Commenting on Finance Minister Pravin Gordhan’s #2017Budget‚ he said the minister had very little political space and even less fiscal space in which to manoeuvre when he tabled the main budget today in Parliament.
“The fact is that‚ because of a failure to implement structural reforms to boost economic growth‚ economic growth has stagnated‚ with the projected economic growth rate being revised down from 1.7% to 1.3% for 2017.
“That is why the minister was forced to announce tax increases and will be reaching into your pockets to raise an additional R28 billion in revenue in 2017/18‚ including: Personal Income Tax (R16.5 billion); Dividends Tax (R6.8 billion); General Fuel Levy (R3.2 billion); and ‘Sin Taxes’ (R1.9 billion).

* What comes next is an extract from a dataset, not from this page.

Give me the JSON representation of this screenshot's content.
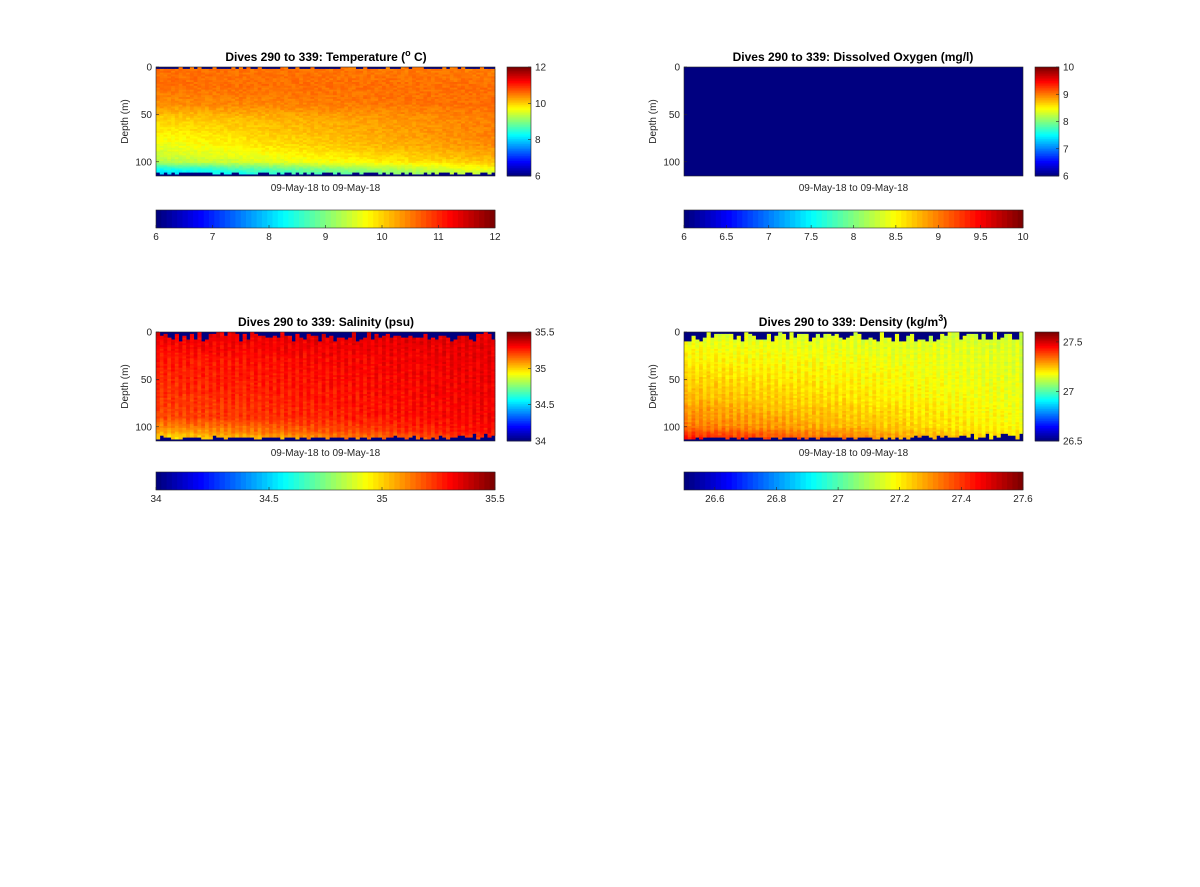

“And that is why whether you are rich‚ and paying more direct tax‚ or whether you are poor‚ and paying more indirect tax‚ you will be paying more tax in 2017/18.”
He said there are alternatives to tax increases – including boosting economic growth‚ selling assets‚ cutting spending and eliminating waste.
“What we should be doing is cutting spending rather than raising taxes‚ including cutting spending on‚ for example‚ the R14.3 billion that will be wasted on bloated executives and legislatures in South Africa.”
Maynier said the party proposed implementing a Comprehensive Spending Review which would require National Treasury‚ working together with national departments‚ provinces‚ municipalities and state-owned entities‚ to review the composition of spending‚ the efficiency of spending‚ and future spending priorities‚ with a view to reprioritizing expenditure between 2017/18 and 2019/20.
“The need for a Comprehensive Spending Review is underlined by the fact that‚ despite the tax increases‚ there will still be spending cuts‚ which will compromise service delivery‚ including R2 billion reduction in conditional grants… We have to reprioritize expenditure to fund programmes to provide opportunities for the ‘lost generation’‚ which includes millions of young people who do not have jobs‚ or have given up looking for jobs‚ in South Africa.”